The UAM acquisition set the stage for Old Mutual's entry into the U.S. insurance market as well. In March 2001, the company paid $45 million to acquire Kansas's Unified Life Insurance Co. Although a relatively small company, Unified Life (renamed as Americom) brought with it licenses authorizing Old Mutual to operate in 43 states across the country. The Unified Life acquisition provided the springboard for Old Mutual's next purchase: the $635 million acquisition of Baltimore's Fidelity & Guaranty Life Insurance Co. (F&G). That year, in addition, the company created a U.S. branch of OMAM.
By 2003, Old Mutual's expansion phase had evolved into a consolidation of its operations. The group began refocusing its holdings, shedding nearly half of the affiliated companies added in its acquisitions. By the end of 2003, Old Mutual's affiliated company list had been whittled down to less than 25. Among the companies sold off were Gerrard Management Services, bought by Barclays in December 2003. Old Mutual nonetheless remained committed to providing a full range of asset management styles and products, while maintaining its insurance wing as a means of providing equity income. In January 2004, the company strengthened its South African insurance holdings when it agreed to buy out the minority shareholders of its publicly listed Mutual & Federal subsidiary.
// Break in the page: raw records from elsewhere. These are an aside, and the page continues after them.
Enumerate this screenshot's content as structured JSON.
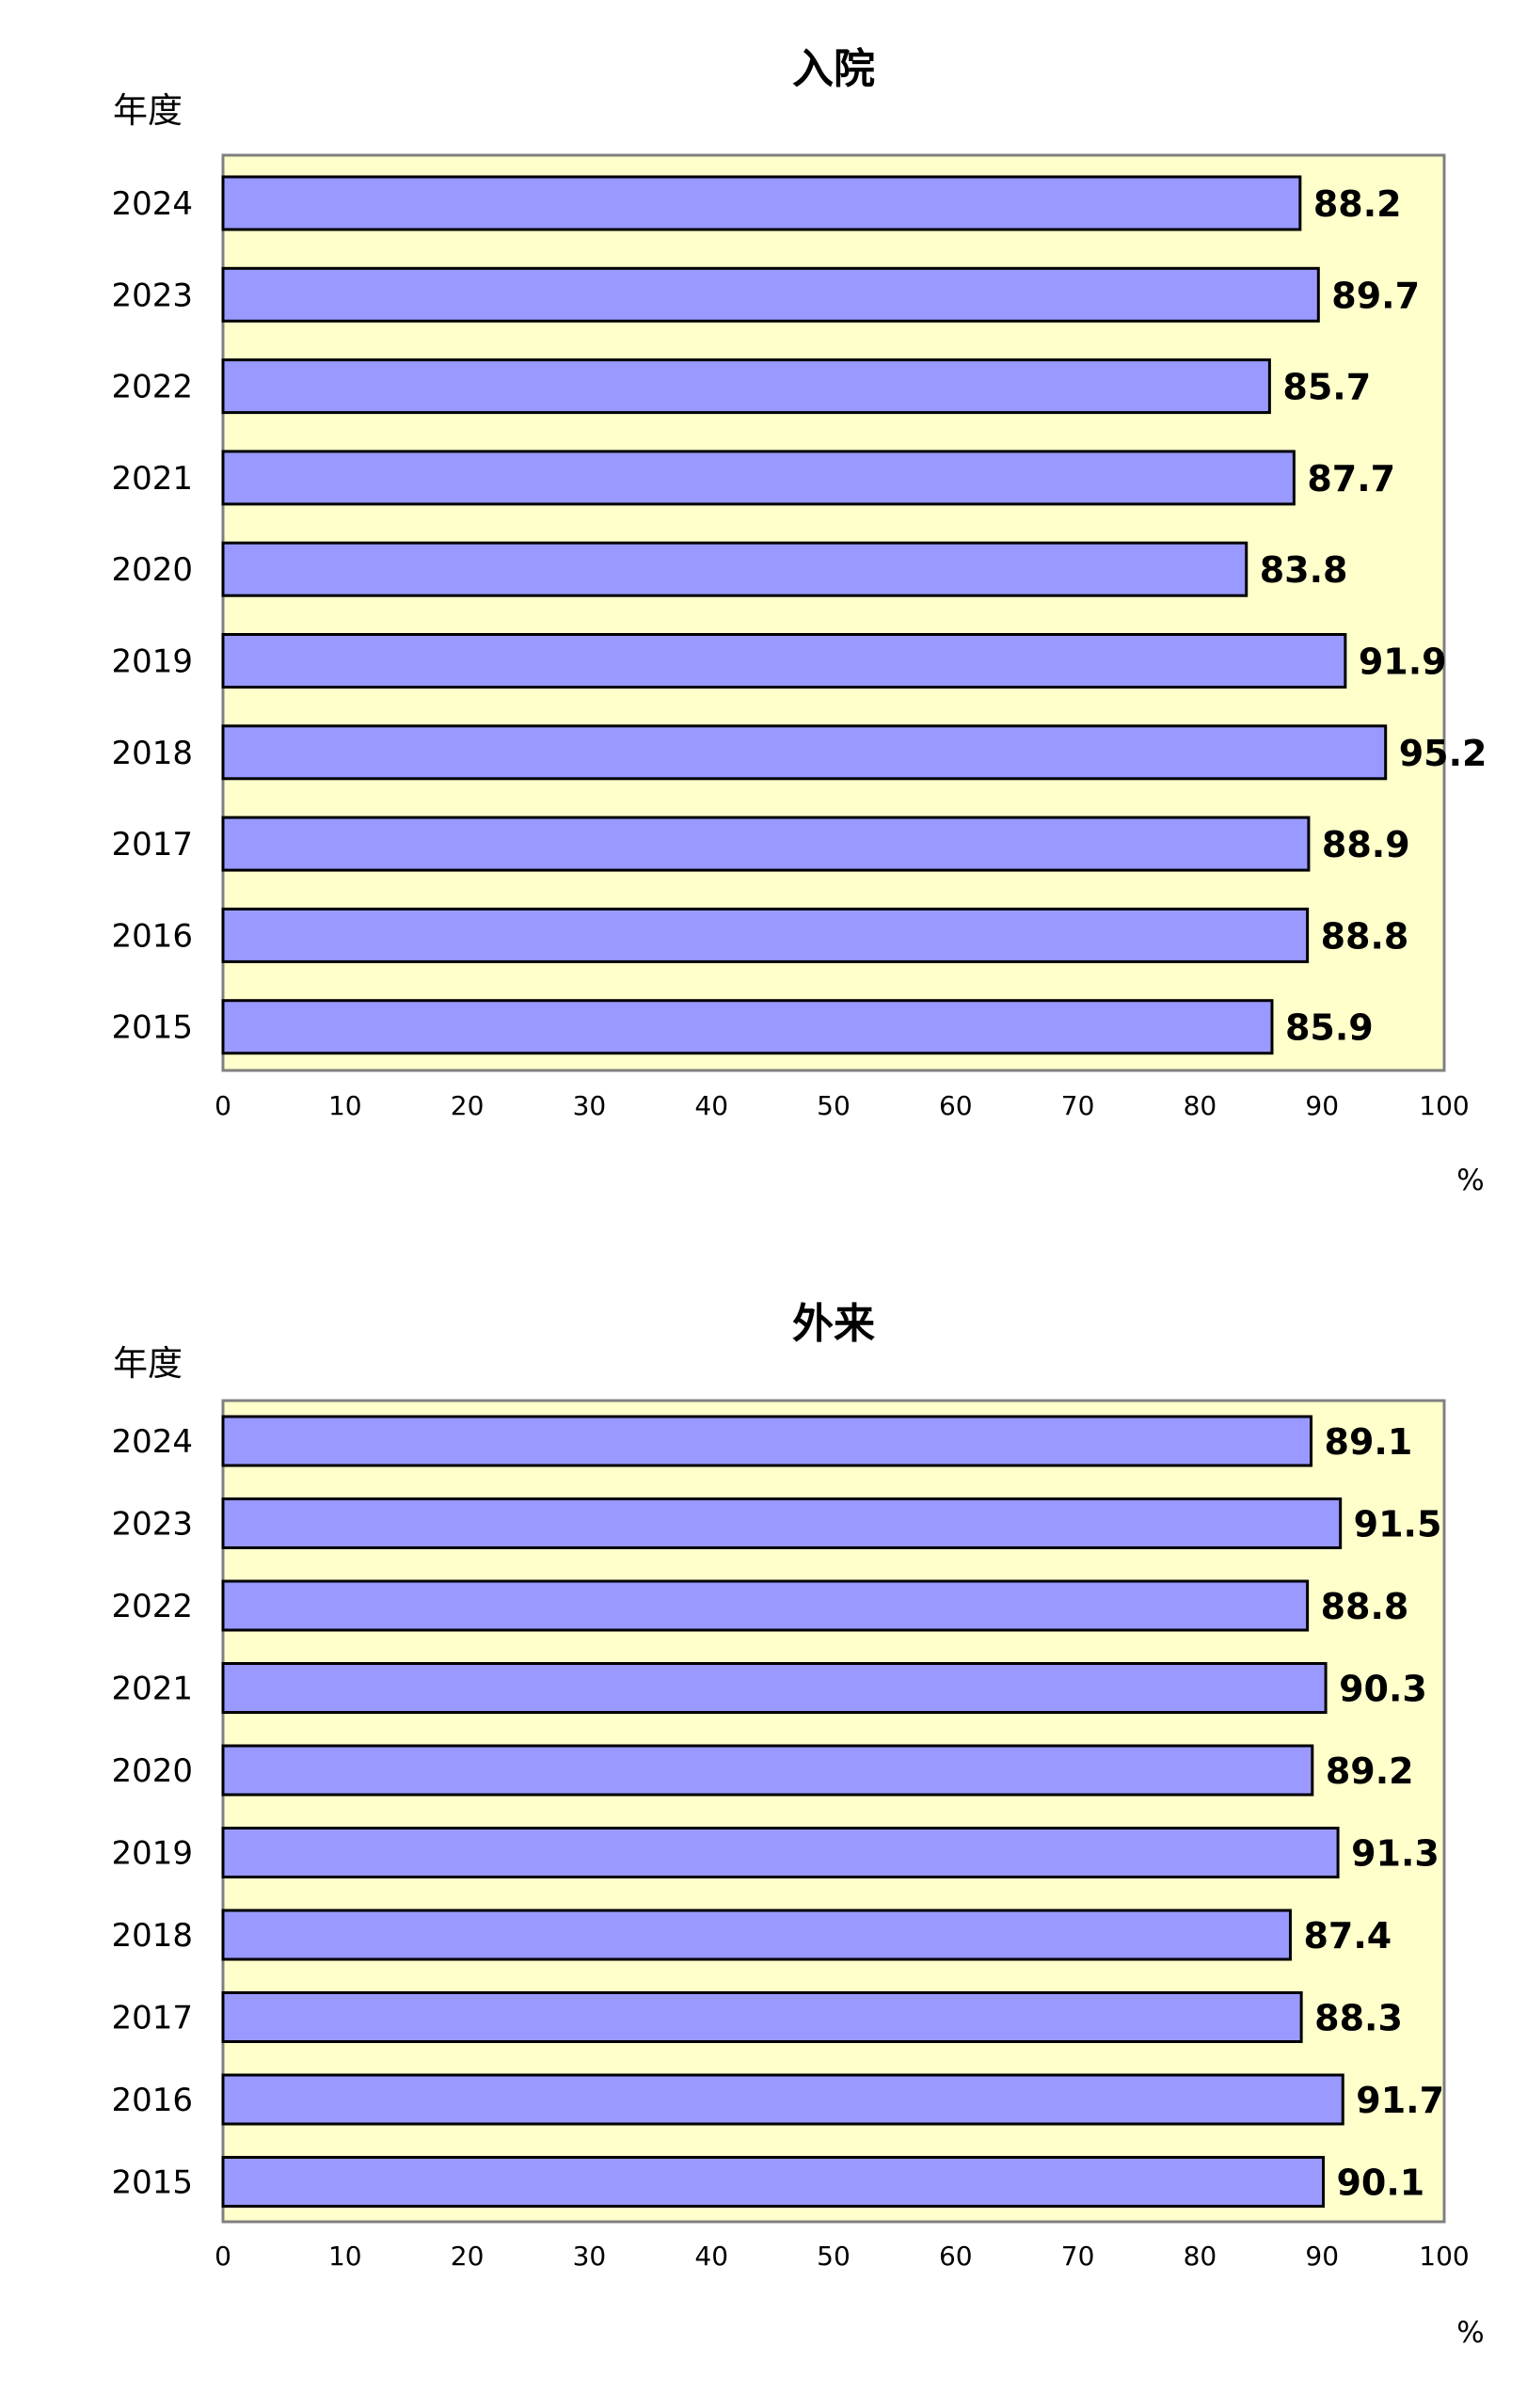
{
  "chart_data": [
    {
      "type": "bar",
      "orientation": "horizontal",
      "title": "入院",
      "ylabel": "年度",
      "xlabel": "%",
      "categories": [
        "2024",
        "2023",
        "2022",
        "2021",
        "2020",
        "2019",
        "2018",
        "2017",
        "2016",
        "2015"
      ],
      "values": [
        88.2,
        89.7,
        85.7,
        87.7,
        83.8,
        91.9,
        95.2,
        88.9,
        88.8,
        85.9
      ],
      "data_labels": [
        "88.2",
        "89.7",
        "85.7",
        "87.7",
        "83.8",
        "91.9",
        "95.2",
        "88.9",
        "88.8",
        "85.9"
      ],
      "xlim": [
        0,
        100
      ],
      "xticks": [
        "0",
        "10",
        "20",
        "30",
        "40",
        "50",
        "60",
        "70",
        "80",
        "90",
        "100"
      ],
      "grid": false,
      "legend": "none",
      "colors": {
        "bar": "#9999ff",
        "plot_bg": "#ffffcc",
        "frame": "#808080"
      }
    },
    {
      "type": "bar",
      "orientation": "horizontal",
      "title": "外来",
      "ylabel": "年度",
      "xlabel": "%",
      "categories": [
        "2024",
        "2023",
        "2022",
        "2021",
        "2020",
        "2019",
        "2018",
        "2017",
        "2016",
        "2015"
      ],
      "values": [
        89.1,
        91.5,
        88.8,
        90.3,
        89.2,
        91.3,
        87.4,
        88.3,
        91.7,
        90.1
      ],
      "data_labels": [
        "89.1",
        "91.5",
        "88.8",
        "90.3",
        "89.2",
        "91.3",
        "87.4",
        "88.3",
        "91.7",
        "90.1"
      ],
      "xlim": [
        0,
        100
      ],
      "xticks": [
        "0",
        "10",
        "20",
        "30",
        "40",
        "50",
        "60",
        "70",
        "80",
        "90",
        "100"
      ],
      "grid": false,
      "legend": "none",
      "colors": {
        "bar": "#9999ff",
        "plot_bg": "#ffffcc",
        "frame": "#808080"
      }
    }
  ]
}
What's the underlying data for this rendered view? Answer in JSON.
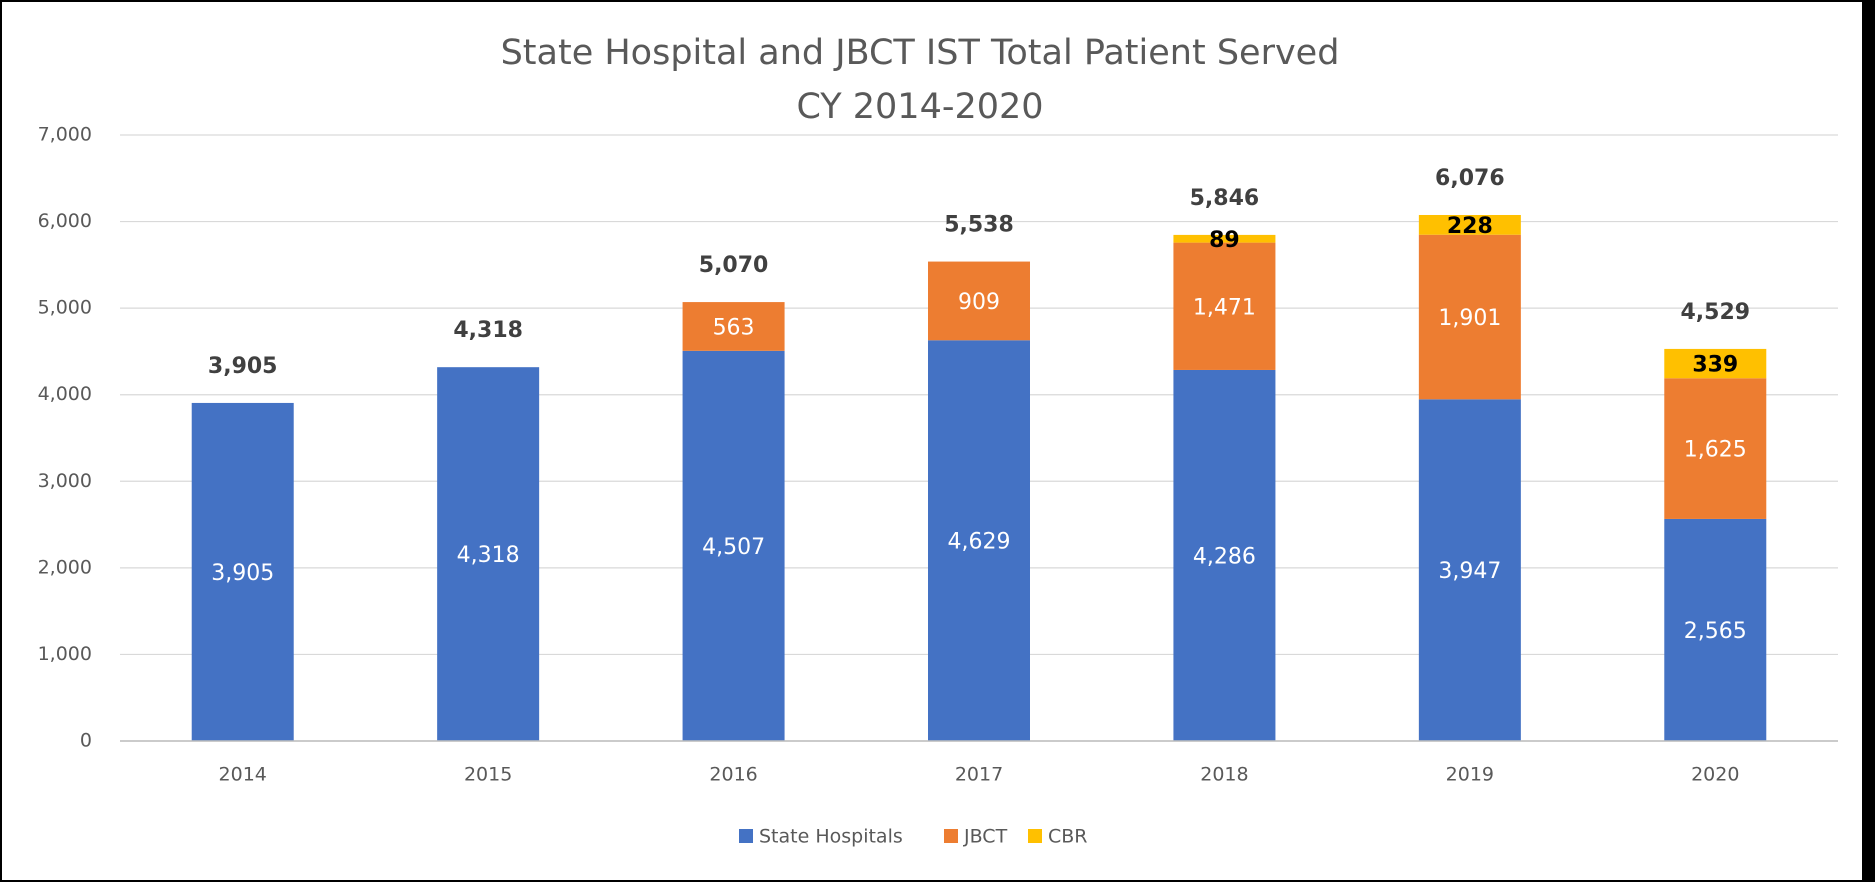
{
  "chart_data": {
    "type": "stacked-bar",
    "title": "State Hospital and JBCT IST Total Patient Served",
    "subtitle": "CY 2014-2020",
    "categories": [
      "2014",
      "2015",
      "2016",
      "2017",
      "2018",
      "2019",
      "2020"
    ],
    "series": [
      {
        "name": "State Hospitals",
        "color": "#4472c4",
        "label_color": "#ffffff",
        "values": [
          3905,
          4318,
          4507,
          4629,
          4286,
          3947,
          2565
        ],
        "value_labels": [
          "3,905",
          "4,318",
          "4,507",
          "4,629",
          "4,286",
          "3,947",
          "2,565"
        ]
      },
      {
        "name": "JBCT",
        "color": "#ed7d31",
        "label_color": "#ffffff",
        "values": [
          null,
          null,
          563,
          909,
          1471,
          1901,
          1625
        ],
        "value_labels": [
          null,
          null,
          "563",
          "909",
          "1,471",
          "1,901",
          "1,625"
        ]
      },
      {
        "name": "CBR",
        "color": "#ffc000",
        "label_color": "#000000",
        "values": [
          null,
          null,
          null,
          null,
          89,
          228,
          339
        ],
        "value_labels": [
          null,
          null,
          null,
          null,
          "89",
          "228",
          "339"
        ]
      }
    ],
    "totals": {
      "values": [
        3905,
        4318,
        5070,
        5538,
        5846,
        6076,
        4529
      ],
      "value_labels": [
        "3,905",
        "4,318",
        "5,070",
        "5,538",
        "5,846",
        "6,076",
        "4,529"
      ]
    },
    "ylim": [
      0,
      7000
    ],
    "yticks": [
      0,
      {
        "value": 1000,
        "label": "1,000"
      },
      {
        "value": 2000,
        "label": "2,000"
      },
      {
        "value": 3000,
        "label": "3,000"
      },
      {
        "value": 4000,
        "label": "4,000"
      },
      {
        "value": 5000,
        "label": "5,000"
      },
      {
        "value": 6000,
        "label": "6,000"
      },
      {
        "value": 7000,
        "label": "7,000"
      }
    ],
    "grid": true,
    "legend": "bottom"
  }
}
After nearly 160 years in business, Old Mutual had proved capable of renewing itself for a new century.
Principal Subsidiaries: Old Mutual South Africa; Fairbairn Capital; OMAM (South Africa); Nedcor; Mutual & Federal; Old Mutual Asset Management (U.S.A.); Old Mutual Financial Network (U.S.A.); Palladyne Asset Management; Old Mutual Asset Managers; OMAM Bermuda; Bright Capital; Selestia; Old Mutual International; Old Mutual Namibia; OM Kotak Mahindra.
Principal Competitors: BANKFIRST N.A.; HSBC Holdings PLC; J.P. Morgan Chase and Co.; Barclays PLC London; Bank of America Corporation; HBOS PLC; Abbey National PLC.